When the Federal Reserve began to raise interest rates more than a year ago, American banks enjoyed a nice little boost. They increased the interest they charged on loans, while keeping the rates they offered on deposits steady. In other countries this move attracted public opprobrium and politicians floated measures to ensure that customers were not swindled. Americans were happy to rely on a more American solution: competition.

It has done its job. Average yields on interest-bearing bank deposits have soared to more than 2.9%, up from 0.1% when the Fed began to raise interest rates. The extent to which higher rates have been passed on to customers—known as the “deposit beta”—has been a popular subject on recent quarterly earnings calls. Despite assurances by bank bosses that they have peaked, betas are likely to keep rising in the coming months, pinching profits.

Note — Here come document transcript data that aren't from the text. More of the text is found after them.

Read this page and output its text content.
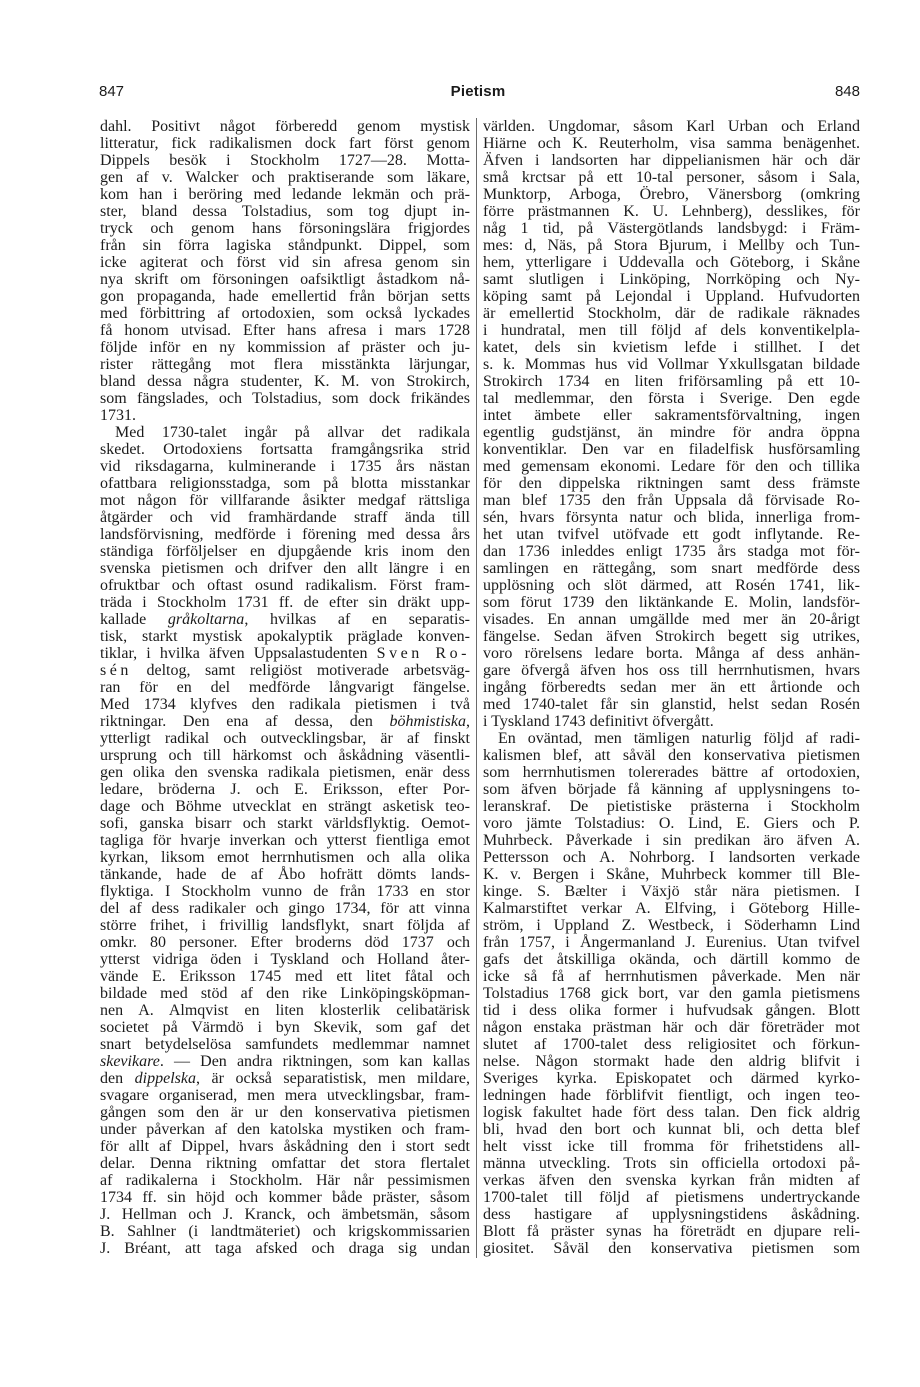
847	Pietism	848
dahl. Positivt något förberedd genom mystisk
litteratur, fick radikalismen dock fart först genom
Dippels besök i Stockholm 1727—28. Motta-
gen af v. Walcker och praktiserande som läkare,
kom han i beröring med ledande lekmän och prä-
ster, bland dessa Tolstadius, som tog djupt in-
tryck och genom hans försoningslära frigjordes
från sin förra lagiska ståndpunkt. Dippel, som
icke agiterat och först vid sin afresa genom sin
nya skrift om försoningen oafsiktligt åstadkom nå-
gon propaganda, hade emellertid från början setts
med förbittring af ortodoxien, som också lyckades
få honom utvisad. Efter hans afresa i mars 1728
följde inför en ny kommission af präster och ju-
rister rättegång mot flera misstänkta lärjungar,
bland dessa några studenter, K. M. von Strokirch,
som fängslades, och Tolstadius, som dock frikändes
1731.
Med 1730-talet ingår på allvar det radikala
skedet. Ortodoxiens fortsatta framgångsrika strid
vid riksdagarna, kulminerande i 1735 års nästan
ofattbara religionsstadga, som på blotta misstankar
mot någon för villfarande åsikter medgaf rättsliga
åtgärder och vid framhärdande straff ända till
landsförvisning, medförde i förening med dessa års
ständiga förföljelser en djupgående kris inom den
svenska pietismen och drifver den allt längre i en
ofruktbar och oftast osund radikalism. Först fram-
träda i Stockholm 1731 ff. de efter sin dräkt upp-
kallade gråkoltarna, hvilkas af en separatis-
tisk, starkt mystisk apokalyptik präglade konven-
tiklar, i hvilka äfven Uppsalastudenten Sven Ro-
sén deltog, samt religiöst motiverade arbetsväg-
ran för en del medförde långvarigt fängelse.
Med 1734 klyfves den radikala pietismen i två
riktningar. Den ena af dessa, den böhmistiska,
ytterligt radikal och outvecklingsbar, är af finskt
ursprung och till härkomst och åskådning väsentli-
gen olika den svenska radikala pietismen, enär dess
ledare, bröderna J. och E. Eriksson, efter Por-
dage och Böhme utvecklat en strängt asketisk teo-
sofi, ganska bisarr och starkt världsflyktig. Oemot-
tagliga för hvarje inverkan och ytterst fientliga emot
kyrkan, liksom emot herrnhutismen och alla olika
tänkande, hade de af Åbo hofrätt dömts lands-
flyktiga. I Stockholm vunno de från 1733 en stor
del af dess radikaler och gingo 1734, för att vinna
större frihet, i frivillig landsflykt, snart följda af
omkr. 80 personer. Efter broderns död 1737 och
ytterst vidriga öden i Tyskland och Holland åter-
vände E. Eriksson 1745 med ett litet fåtal och
bildade med stöd af den rike Linköpingsköpman-
nen A. Almqvist en liten klosterlik celibatärisk
societet på Värmdö i byn Skevik, som gaf det
snart betydelselösa samfundets medlemmar namnet
skevikare. — Den andra riktningen, som kan kallas
den dippelska, är också separatistisk, men mildare,
svagare organiserad, men mera utvecklingsbar, fram-
gången som den är ur den konservativa pietismen
under påverkan af den katolska mystiken och fram-
för allt af Dippel, hvars åskådning den i stort sedt
delar. Denna riktning omfattar det stora flertalet
af radikalerna i Stockholm. Här når pessimismen
1734 ff. sin höjd och kommer både präster, såsom
J. Hellman och J. Kranck, och ämbetsmän, såsom
B. Sahlner (i landtmäteriet) och krigskommissarien
J. Bréant, att taga afsked och draga sig undan
världen. Ungdomar, såsom Karl Urban och Erland
Hiärne och K. Reuterholm, visa samma benägenhet.
Äfven i landsorten har dippelianismen här och där
små krctsar på ett 10-tal personer, såsom i Sala,
Munktorp, Arboga, Örebro, Vänersborg (omkring
förre prästmannen K. U. Lehnberg), desslikes, för
någ 1 tid, på Västergötlands landsbygd: i Främ-
mes: d, Näs, på Stora Bjurum, i Mellby och Tun-
hem, ytterligare i Uddevalla och Göteborg, i Skåne
samt slutligen i Linköping, Norrköping och Ny-
köping samt på Lejondal i Uppland. Hufvudorten
är emellertid Stockholm, där de radikale räknades
i hundratal, men till följd af dels konventikelpla-
katet, dels sin kvietism lefde i stillhet. I det
s. k. Mommas hus vid Vollmar Yxkullsgatan bildade
Strokirch 1734 en liten friförsamling på ett 10-
tal medlemmar, den första i Sverige. Den egde
intet ämbete eller sakramentsförvaltning, ingen
egentlig gudstjänst, än mindre för andra öppna
konventiklar. Den var en filadelfisk husförsamling
med gemensam ekonomi. Ledare för den och tillika
för den dippelska riktningen samt dess främste
man blef 1735 den från Uppsala då förvisade Ro-
sén, hvars försynta natur och blida, innerliga from-
het utan tvifvel utöfvade ett godt inflytande. Re-
dan 1736 inleddes enligt 1735 års stadga mot för-
samlingen en rättegång, som snart medförde dess
upplösning och slöt därmed, att Rosén 1741, lik-
som förut 1739 den liktänkande E. Molin, landsför-
visades. En annan umgällde med mer än 20-årigt
fängelse. Sedan äfven Strokirch begett sig utrikes,
voro rörelsens ledare borta. Många af dess anhän-
gare öfvergå äfven hos oss till herrnhutismen, hvars
ingång förberedts sedan mer än ett årtionde och
med 1740-talet får sin glanstid, helst sedan Rosén
i Tyskland 1743 definitivt öfvergått.
En oväntad, men tämligen naturlig följd af radi-
kalismen blef, att såväl den konservativa pietismen
som herrnhutismen tolererades bättre af ortodoxien,
som äfven började få känning af upplysningens to-
leranskraf. De pietistiske prästerna i Stockholm
voro jämte Tolstadius: O. Lind, E. Giers och P.
Muhrbeck. Påverkade i sin predikan äro äfven A.
Pettersson och A. Nohrborg. I landsorten verkade
K. v. Bergen i Skåne, Muhrbeck kommer till Ble-
kinge. S. Bælter i Växjö står nära pietismen. I
Kalmarstiftet verkar A. Elfving, i Göteborg Hille-
ström, i Uppland Z. Westbeck, i Söderhamn Lind
från 1757, i Ångermanland J. Eurenius. Utan tvifvel
gafs det åtskilliga okända, och därtill kommo de
icke så få af herrnhutismen påverkade. Men när
Tolstadius 1768 gick bort, var den gamla pietismens
tid i dess olika former i hufvudsak gången. Blott
någon enstaka prästman här och där företräder mot
slutet af 1700-talet dess religiositet och förkun-
nelse. Någon stormakt hade den aldrig blifvit i
Sveriges kyrka. Episkopatet och därmed kyrko-
ledningen hade förblifvit fientligt, och ingen teo-
logisk fakultet hade fört dess talan. Den fick aldrig
bli, hvad den bort och kunnat bli, och detta blef
helt visst icke till fromma för frihetstidens all-
männa utveckling. Trots sin officiella ortodoxi på-
verkas äfven den svenska kyrkan från midten af
1700-talet till följd af pietismens undertryckande
dess hastigare af upplysningstidens åskådning.
Blott få präster synas ha företrädt en djupare reli-
giositet. Såväl den konservativa pietismen som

The process is being driven by customers shifting their money from low-yielding products to higher-yielding ones. Data from quarterly filings show that the share of bank deposits held in interest-free accounts has fallen from 29% at the end of 2021 to 20%. Had this figure remained constant, bank interest costs would be roughly 10% lower than they are now. Quarterly filings also show that banks which have lost more than 5% of their deposits since the start of the year have increased the average rate on interest-bearing deposits by 2.7 percentage points, compared with a more miserly 2.1 percentage points at those institutions with more secure deposits.